Muitos evangélicos hoje poderiam
ler Erasmus com proveito, especialmente considerando que muitos problemas têm
reaparecido. Contudo, Lutero estava insatisfeito, não meramente com a desordem
da sala e a colocação da mobília, mas com a mobília propriamente dita.
Erasmus estava convencido de que
discussão sobre coisas como livre-arbítrio e predestinação “deveriam ficar
longe dos ouvidos comuns”. Afinal, todos sabemos “quão grande é a apatia da
humanidade em buscar a bondade divina” e tudo leva a crer que a eleição minará
a responsabilidade humana, insistiu Erasmus.

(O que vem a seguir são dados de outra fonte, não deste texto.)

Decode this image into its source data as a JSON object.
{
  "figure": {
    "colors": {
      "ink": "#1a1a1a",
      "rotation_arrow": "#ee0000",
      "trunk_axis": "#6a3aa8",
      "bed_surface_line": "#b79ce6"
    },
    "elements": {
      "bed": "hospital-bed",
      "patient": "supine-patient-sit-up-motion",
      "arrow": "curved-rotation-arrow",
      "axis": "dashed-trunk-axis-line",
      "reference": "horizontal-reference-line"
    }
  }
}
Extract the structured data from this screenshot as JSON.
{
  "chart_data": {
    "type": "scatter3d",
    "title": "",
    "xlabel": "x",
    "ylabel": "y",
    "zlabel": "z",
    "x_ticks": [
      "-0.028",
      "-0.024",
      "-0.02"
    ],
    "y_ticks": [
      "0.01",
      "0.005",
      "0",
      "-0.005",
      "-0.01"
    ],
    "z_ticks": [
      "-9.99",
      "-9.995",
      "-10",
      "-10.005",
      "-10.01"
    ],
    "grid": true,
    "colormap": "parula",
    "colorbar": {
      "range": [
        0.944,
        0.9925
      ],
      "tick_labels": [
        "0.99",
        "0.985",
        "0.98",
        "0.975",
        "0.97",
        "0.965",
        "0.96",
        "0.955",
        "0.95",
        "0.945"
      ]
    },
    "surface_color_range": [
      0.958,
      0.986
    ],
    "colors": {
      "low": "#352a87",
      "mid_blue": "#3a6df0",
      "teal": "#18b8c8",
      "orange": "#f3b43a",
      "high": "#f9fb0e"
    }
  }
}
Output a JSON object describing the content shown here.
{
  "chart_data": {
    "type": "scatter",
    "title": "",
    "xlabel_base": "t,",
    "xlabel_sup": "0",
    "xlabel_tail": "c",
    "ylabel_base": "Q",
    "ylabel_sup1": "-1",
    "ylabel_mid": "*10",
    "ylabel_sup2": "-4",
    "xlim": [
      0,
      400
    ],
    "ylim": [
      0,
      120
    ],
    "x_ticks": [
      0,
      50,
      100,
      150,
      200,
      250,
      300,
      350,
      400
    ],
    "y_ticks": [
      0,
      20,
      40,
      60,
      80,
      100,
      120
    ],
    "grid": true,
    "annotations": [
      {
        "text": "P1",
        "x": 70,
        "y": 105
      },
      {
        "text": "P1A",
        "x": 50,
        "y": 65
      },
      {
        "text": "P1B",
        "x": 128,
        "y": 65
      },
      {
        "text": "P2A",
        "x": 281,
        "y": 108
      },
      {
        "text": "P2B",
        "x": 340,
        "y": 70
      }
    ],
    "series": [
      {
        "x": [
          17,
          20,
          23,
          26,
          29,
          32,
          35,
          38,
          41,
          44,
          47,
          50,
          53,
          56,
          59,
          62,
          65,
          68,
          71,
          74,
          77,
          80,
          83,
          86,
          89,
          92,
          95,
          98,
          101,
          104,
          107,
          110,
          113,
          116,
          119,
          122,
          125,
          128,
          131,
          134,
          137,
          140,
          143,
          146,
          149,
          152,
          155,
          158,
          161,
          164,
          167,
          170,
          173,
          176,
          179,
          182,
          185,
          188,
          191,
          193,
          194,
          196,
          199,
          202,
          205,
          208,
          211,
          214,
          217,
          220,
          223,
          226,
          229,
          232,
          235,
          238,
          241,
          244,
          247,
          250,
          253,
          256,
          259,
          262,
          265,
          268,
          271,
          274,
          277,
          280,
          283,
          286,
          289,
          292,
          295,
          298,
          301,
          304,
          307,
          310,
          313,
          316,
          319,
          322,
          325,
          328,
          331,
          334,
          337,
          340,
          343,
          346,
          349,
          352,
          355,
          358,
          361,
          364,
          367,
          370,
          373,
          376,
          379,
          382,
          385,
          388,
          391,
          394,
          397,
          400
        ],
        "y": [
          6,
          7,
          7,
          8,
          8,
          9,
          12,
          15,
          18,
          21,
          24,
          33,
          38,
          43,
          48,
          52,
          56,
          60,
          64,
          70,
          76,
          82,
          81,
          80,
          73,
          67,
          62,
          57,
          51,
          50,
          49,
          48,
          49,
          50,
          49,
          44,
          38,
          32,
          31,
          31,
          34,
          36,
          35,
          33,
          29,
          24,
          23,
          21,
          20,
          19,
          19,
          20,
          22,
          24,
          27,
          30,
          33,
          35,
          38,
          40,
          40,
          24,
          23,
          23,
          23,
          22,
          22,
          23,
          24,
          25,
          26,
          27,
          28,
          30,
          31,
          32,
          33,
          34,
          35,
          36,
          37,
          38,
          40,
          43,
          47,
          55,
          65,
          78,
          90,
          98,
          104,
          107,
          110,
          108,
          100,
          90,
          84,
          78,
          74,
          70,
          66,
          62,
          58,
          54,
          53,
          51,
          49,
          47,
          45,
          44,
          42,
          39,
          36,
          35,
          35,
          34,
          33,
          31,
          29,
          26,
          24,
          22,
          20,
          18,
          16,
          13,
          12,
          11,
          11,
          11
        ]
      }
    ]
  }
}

Lutero por outro lado disse: “O
Espírito Santo não é cético”, argumentando que a Bíblia é clara nas coisas
essenciais e que cada crente é obrigado a entender o que Deus revelou. “Se nós
não conhecemos estas coisas”, Lutero declarou “não podemos saber nada sobre as
coisas cristãs e seremos piores que qualquer pagão”. A partir do ponto em que
Deus claramente se direcionou para a questão da eleição e do livre-arbítrio,
Lutero disse, “não é irreverente, inquisitivo ou supérfluo, mas essencialmente
salutar e necessário para um cristão perceber se a vontade faz algo ou nada em
questões pertinentes a salvação eterna”.
Este debate não é para aqueles de
estômagos fracos. O Reformador alemão não tinha tempo para os “Epicureus
amantes da paz” que amavam suas próprias polidez, razão, experiência, mais do
que a verdade. Na base critica de Lutero está a sua convicção de que a teologia
de Erasmus é centrada no humano. Assim como disse J. B. Philips a uma geração
recente, “seu Deus é muito pequeno”, então Lutero disse a Erasmus, “suas idéias
sobre Deus são todas muito humanas”.
Erasmus quis encontrar o meio
termo entre dizer, de um lado, que Deus nos salva sem a nossa cooperação, e do
outro lado, que nós nos salvamos (a nós mesmos). Um lado importa-se com a graça;
o outro, com a natureza. Assim, Erasmus propôs uma posição mediadora conhecida
como “cooperação” (lit. “trabalhar junto”): Deus ofereceu a redenção; o homem
deve cooperar com a graça exercitando seu livre-arbítrio. Conhecido (e
condenado) antes de Erasmus como semi-pelagianismo, e mais tarde ainda como
arminianismo, isto não foi visto como uma solução bíblica do ponto de vista de
Lutero. As Escrituras ensinam claramente, ele insistiu, os seres humanos nascem
espiritualmente mortos, incapazes de responderem a Deus favoravelmente por sua
própria “vontade”, pois esta vontade é escrava do pecado. Não é como se a
vontade do incrédulo fosse inativa, todavia, é febrilmente ativa em rejeitar a
palavra de Deus que a alma perdida considera bobagem.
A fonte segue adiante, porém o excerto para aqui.